Dia kemudian menganalisis urutan DNA dari seluruh genom, dan membandingkan gen masing-masing ikan dengan setiap ikan lain dalam kumpulan data. Tim kemudian membuat pohon filogenetik dari darter sirip hijau, berdasarkan kesamaan genetik di antara ikan.
Dari pohon ini, mereka mengamati bahwa ikan di dalam satu anak sungai lebih berkerabat satu sama lain daripada dengan ikan di anak sungai lainnya.
Stokes dan Perron mulai mengamati “korelasi erat” antara habitat darter sirip hijau dan jenis batuan tempat mereka ditemukan.

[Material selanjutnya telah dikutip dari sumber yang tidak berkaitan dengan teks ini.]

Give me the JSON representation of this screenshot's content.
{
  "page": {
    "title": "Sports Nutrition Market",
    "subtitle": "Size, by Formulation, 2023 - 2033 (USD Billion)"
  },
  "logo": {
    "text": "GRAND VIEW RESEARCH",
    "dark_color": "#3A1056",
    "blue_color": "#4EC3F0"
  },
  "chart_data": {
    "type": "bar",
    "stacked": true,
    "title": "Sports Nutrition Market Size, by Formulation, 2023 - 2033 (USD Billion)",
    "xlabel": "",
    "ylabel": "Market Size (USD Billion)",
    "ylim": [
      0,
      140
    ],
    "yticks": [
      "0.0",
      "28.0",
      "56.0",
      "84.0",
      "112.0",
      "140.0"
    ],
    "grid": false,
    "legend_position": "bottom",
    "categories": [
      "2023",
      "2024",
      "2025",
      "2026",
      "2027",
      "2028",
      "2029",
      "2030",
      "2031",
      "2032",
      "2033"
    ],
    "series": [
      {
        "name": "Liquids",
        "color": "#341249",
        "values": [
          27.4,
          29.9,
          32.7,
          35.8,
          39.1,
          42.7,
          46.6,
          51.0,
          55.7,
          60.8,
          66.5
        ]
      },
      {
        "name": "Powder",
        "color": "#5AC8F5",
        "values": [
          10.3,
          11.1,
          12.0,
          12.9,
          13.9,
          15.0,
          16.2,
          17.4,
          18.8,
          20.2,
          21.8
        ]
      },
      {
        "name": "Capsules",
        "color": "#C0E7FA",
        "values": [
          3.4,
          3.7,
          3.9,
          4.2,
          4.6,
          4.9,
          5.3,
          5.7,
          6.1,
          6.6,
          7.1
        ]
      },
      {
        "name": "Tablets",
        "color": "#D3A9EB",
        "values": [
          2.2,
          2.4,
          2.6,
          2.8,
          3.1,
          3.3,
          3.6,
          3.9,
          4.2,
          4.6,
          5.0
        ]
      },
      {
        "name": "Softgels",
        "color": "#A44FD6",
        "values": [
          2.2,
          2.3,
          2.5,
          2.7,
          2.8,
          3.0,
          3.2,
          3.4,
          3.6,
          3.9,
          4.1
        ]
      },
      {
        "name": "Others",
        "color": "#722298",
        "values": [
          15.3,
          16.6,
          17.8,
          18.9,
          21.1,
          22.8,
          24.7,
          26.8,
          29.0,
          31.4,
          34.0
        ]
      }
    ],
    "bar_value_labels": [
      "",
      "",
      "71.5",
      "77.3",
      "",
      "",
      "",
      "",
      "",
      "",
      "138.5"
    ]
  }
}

Mereka juga mengamati bahwa sungai yang mengalir melalui batuan metamorf lebih curam dan lebih sempit, yang umumnya menciptakan lebih banyak turbulensi, karakteristik yang tampaknya lebih disukai oleh darter sirip hijau.
Dari hasil analisis mereka, ikan tampaknya membentuk garis keturunan yang terpisah dalam urutan yang sama seperti saat anak sungai masing-masing terpisah dari yang lain.
“Artinya masuk akal bahwa erosi melalui lapisan batuan yang berbeda menyebabkan isolasi antara populasi yang berbeda dari darter sirip hijau dan menyebabkan garis keturunan menjadi beragam,” kata Stokes.